Problem Statement

The dining philosophers problem illustrates non-composability of low-level synchronization primitives like semaphores. It is a modification of a problem posed by Edsger Dijkstra. Five philosophers, Aristotle, Kant, Spinoza, Marx, and Russell (the tasks) spend their time thinking and eating spaghetti. They eat at a round table with five individual seats. For eating each philosopher needs two forks (the resources). There are five forks on the table, one left and one right of each seat. When a philosopher cannot grab both forks it sits and waits. Eating takes random time, then the philosopher puts the forks down and leaves the dining room. After spending some random time thinking about the nature of the universe, he again becomes hungry, and the circle repeats itself. It can be observed that a straightforward solution, when forks are implemented by semaphores, is exposed to deadlock. There exist two deadlock states when all five philosophers are sitting at the table holding one fork each. One deadlock state is when each philosopher has grabbed the fork left of him, and another is when each has the fork on his right. There are many solutions of the problem, program at least one, and explain how the deadlock is prevented.

Let's start with the solution:

import std.stdio, std.algorithm, std.string, std.parallelism,
       core.sync.mutex;

void eat(in size_t i, in string name, Mutex[] forks) {
    writeln(name, " is hungry.");
    immutable j = (i + 1) % forks.length;

    // Take forks i and j.

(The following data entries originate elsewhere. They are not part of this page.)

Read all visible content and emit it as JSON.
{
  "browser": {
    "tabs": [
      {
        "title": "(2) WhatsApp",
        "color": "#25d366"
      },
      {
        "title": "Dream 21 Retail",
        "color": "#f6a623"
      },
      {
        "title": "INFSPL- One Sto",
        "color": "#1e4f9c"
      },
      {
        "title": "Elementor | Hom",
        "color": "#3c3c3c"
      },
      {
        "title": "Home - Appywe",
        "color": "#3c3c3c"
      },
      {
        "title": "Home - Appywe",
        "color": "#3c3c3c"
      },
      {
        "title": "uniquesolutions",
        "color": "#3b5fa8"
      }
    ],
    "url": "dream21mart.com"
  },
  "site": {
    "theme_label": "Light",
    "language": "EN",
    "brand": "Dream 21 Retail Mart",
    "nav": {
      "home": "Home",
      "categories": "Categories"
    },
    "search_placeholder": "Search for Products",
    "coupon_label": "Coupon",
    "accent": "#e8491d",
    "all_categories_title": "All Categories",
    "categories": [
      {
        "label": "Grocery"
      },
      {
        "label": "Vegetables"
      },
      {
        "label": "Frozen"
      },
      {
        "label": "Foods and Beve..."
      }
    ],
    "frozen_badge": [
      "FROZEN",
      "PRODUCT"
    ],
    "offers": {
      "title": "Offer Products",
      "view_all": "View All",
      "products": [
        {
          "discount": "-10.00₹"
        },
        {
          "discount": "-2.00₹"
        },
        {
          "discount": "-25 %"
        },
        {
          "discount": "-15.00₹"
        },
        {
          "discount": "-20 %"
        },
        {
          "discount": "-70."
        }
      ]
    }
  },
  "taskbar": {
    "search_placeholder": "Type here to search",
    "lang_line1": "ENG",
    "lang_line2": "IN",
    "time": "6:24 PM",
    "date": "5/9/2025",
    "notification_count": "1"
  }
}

The lower one first to prevent deadlock.
    auto fork1 = forks[min(i, j)];
    auto fork2 = forks[max(i, j)];

    fork1.lock;
    scope(exit) fork1.unlock;

    fork2.lock;
    scope(exit) fork2.unlock;

    writeln(name, " is eating.");
    writeln(name, " is full.");
}

void think(in string name) {
    writeln(name, " is thinking.");
}

void main() {
    const philosophers = "Aristotle Kant Spinoza Marx Russell".split;
    Mutex[philosophers.length] forks;
    foreach (ref fork; forks)
        fork = new Mutex;

    defaultPoolThreads = forks.length;
    foreach (i, philo; taskPool.parallel(philosophers)) {
        foreach (immutable _; 0 .. 100) {
            eat(i, philo, forks);
            philo.think;
        }
    }
}